Он сделал перерыв, чтобы проверить узлы: не развязался ли пленник, – нет, не развязался... Да такие узлы специальные. Их теперь ножом если только, ещё и смочил водой верёвку.
– Ну, что смотришь сердито не своими глазами, – беззлобно отнёсся тюремщик к своей жертве. – Страшно небось? Всем страшно... Все в неизвестности, в подвешенном состоянии мучаются, страдают. А не знают того, что эти муки предварительные и ничто перед окончательными, последними... Ну да там – недолго.
Ему понравилось самому, как сказал: "Не своими глазами". Он встал, – Добросердов испуганно дёрнулся, выкатив глаза, – и отошёл к высокой, в половину его роста самодельной конторке. Была у него сделана из дерева конторка, писать и читать стоя, а не сидя: прознал где-то, что так для ума полезнее и проще.
Добросердов, повизгивая щенячьим, для взрослого мужчины непристойным визгом, неотрывно следил за ним и ловил каждое его движение.
– Ты не думай, – вдруг обернулся его мучитель, что-то блеснуло в руке, – я к тебе, как говорится, ничего такого! Я, брат, на тебя не держу, как говорится... Поднимаюсь к Богу, а ты... И Ангел говорит с ней, открывая всё ничего, тем сберегая от пасти и рогов. Ты, нисходящая ночная, душа ex Deo, беги, о дева, страстей предела... Слыхал, нет? Не слыхал...
Иван Вианорыч повернулся – и тут у Добросердова померкло в глазах: нож в руке, да не простой – скальпель медицинский!
Держа его немного наотлёт, как художник – кисть, Иван Вианорыч пошёл на Добросердова... "Это всё, – понял Добросердов, – это смерть... Одиннадцать князей в киевском войске сказали, здесь наша смерть..."

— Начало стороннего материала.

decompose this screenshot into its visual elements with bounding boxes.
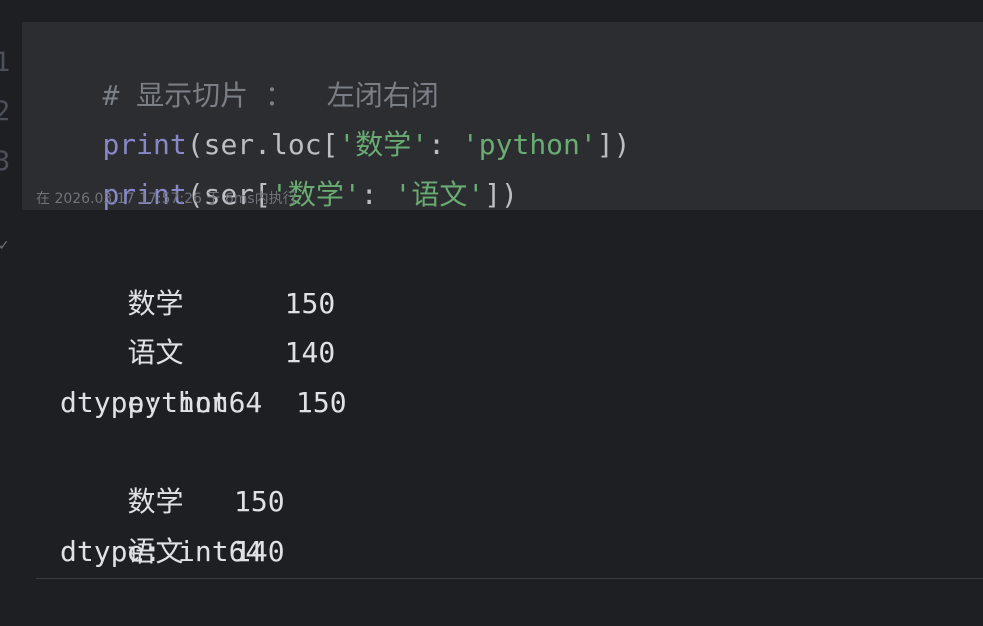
output-row: 数学 150 [60, 427, 347, 518]
series-index-label: 数学 [127, 286, 184, 320]
line-number: 3 [0, 146, 11, 177]
slice-colon: : [360, 178, 395, 211]
series-index-label: 数学 [127, 484, 184, 518]
string-literal: '语文' [394, 178, 485, 211]
code-cell-editor[interactable]: # 显示切片 ： 左闭右闭 print(ser.loc['数学': 'pytho… [22, 22, 983, 211]
cell-divider [36, 578, 983, 579]
line-number: 1 [0, 47, 11, 78]
code-close: ]) [596, 128, 631, 161]
series-value: 150 [284, 286, 336, 320]
code-close: ]) [484, 178, 518, 211]
series-index-label: 语文 [127, 336, 184, 370]
column-gap [183, 287, 284, 320]
cell-output: 数学 150 语文 140 python 150 dtype: int64 数学… [60, 229, 347, 576]
output-collapse-icon[interactable]: ✓ [0, 238, 10, 254]
column-gap [183, 485, 234, 518]
line-number-gutter: 1 2 3 [0, 22, 22, 210]
series-value: 150 [234, 484, 285, 518]
output-row: 数学 150 [60, 229, 347, 320]
dtype-line: dtype: int64 [60, 534, 263, 568]
column-gap [183, 336, 284, 369]
execution-time-info: 在 2026.03.17 17:57:26 于 6ms内执行 [36, 191, 297, 207]
series-value: 140 [284, 336, 336, 370]
series-value: 150 [296, 385, 347, 419]
line-number: 2 [0, 96, 11, 127]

Повизгивая, Добросердов стал ёрзать, но он был привязан крепко. Зря это всё. Убрать человека можно одним движением руки. Переделать человека, вот что трудно, долго. А по большому счёту и невозможно... Приходится убирать.
– Ты думаешь – это я тебя мучаю? Не-ет, брат! Обоюдно. Ты меня даже больше мучаешь, чем я тебя. А почему? Тихо-тихо... А потому, что я поднимаюсь – а ты, брат, под ногами у меня. Вот и преподобный Паисий, он что советует? Знаешь такого, нет? Не знаешь... откуда. Ничего-то вы не знаете... Советует смотреть под ноги, если поднимаешься. А под ногами – вы, болезные... масла не запасли, таланты закопали, Паисия не знаете... Убрать – и вся недолга! Ну... ты пока ещё повиси, повиси... спешить некуда. Я пока чайку... Приду ещё. Пока отдыхай, думай... расти над собой.

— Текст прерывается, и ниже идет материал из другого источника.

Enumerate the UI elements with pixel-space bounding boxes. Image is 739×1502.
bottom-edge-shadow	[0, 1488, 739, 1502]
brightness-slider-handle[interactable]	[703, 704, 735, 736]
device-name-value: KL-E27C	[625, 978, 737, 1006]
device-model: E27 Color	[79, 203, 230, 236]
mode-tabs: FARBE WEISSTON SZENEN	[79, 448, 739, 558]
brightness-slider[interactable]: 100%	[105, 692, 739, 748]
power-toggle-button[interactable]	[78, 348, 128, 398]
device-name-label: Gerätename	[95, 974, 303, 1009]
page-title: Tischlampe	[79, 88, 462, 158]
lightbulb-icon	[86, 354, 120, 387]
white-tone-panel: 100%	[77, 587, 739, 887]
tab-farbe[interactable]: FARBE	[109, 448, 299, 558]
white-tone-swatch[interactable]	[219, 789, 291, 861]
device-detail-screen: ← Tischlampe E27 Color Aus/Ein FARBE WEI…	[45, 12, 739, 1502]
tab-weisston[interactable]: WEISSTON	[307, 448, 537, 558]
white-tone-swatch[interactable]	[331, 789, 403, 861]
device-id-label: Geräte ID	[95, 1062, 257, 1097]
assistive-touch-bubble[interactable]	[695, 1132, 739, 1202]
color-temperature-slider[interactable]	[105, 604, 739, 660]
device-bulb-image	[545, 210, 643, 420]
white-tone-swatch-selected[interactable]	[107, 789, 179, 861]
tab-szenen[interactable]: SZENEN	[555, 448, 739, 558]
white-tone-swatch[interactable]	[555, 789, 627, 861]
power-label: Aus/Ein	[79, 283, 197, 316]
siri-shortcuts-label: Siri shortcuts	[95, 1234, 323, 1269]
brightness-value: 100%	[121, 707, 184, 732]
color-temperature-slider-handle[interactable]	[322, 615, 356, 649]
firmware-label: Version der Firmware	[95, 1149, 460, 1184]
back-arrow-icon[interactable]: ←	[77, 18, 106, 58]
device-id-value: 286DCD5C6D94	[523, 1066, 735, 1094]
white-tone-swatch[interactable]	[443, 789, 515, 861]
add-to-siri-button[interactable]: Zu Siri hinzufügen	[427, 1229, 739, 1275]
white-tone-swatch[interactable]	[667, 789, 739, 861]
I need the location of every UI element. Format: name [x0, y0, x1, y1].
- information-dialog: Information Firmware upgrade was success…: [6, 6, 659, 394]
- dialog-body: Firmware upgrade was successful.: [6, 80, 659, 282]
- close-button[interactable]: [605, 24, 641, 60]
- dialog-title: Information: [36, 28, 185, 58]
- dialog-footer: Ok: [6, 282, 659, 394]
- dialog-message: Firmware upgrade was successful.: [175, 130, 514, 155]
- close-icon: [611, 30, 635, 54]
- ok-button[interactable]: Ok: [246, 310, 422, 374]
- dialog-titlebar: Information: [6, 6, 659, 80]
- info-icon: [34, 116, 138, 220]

Перед самым лицом его, поднятое над уровнем человека, качается тело, поворачивается то одним боком, то другим. Такую дыбу, "на блочку", Иван Вианорыч изобрёл сам. Полезные сведения почерпнул из одного фильма, что-то про девушку там... Спасибо киноискусству... наставники наши...
– На Страшном суде мне спасибо скажешь. А я – тебе... поклонюсь...
Он и впрямь, рукой в пол, кланяется земным поклоном. И по обычаю говорит:
– Прости мне согрешения вольные и невольные! А я тебе прощаю, Бог простит – и я прощаю.
Замкнув на два замка комнату, Иван Вианорыч идёт мыть руки.
Жена Глафира, не понимающая его поступков, сидит насупротив, смотрит, как он отхлёбывает с футканьем с блюдечка.
– Ты всё?
– Нет... Надо сегодня кончить.
Отставил блюдце. Пытливо глянул на жену:
– А что?
– А то, что участковый приходил! Я не говорила.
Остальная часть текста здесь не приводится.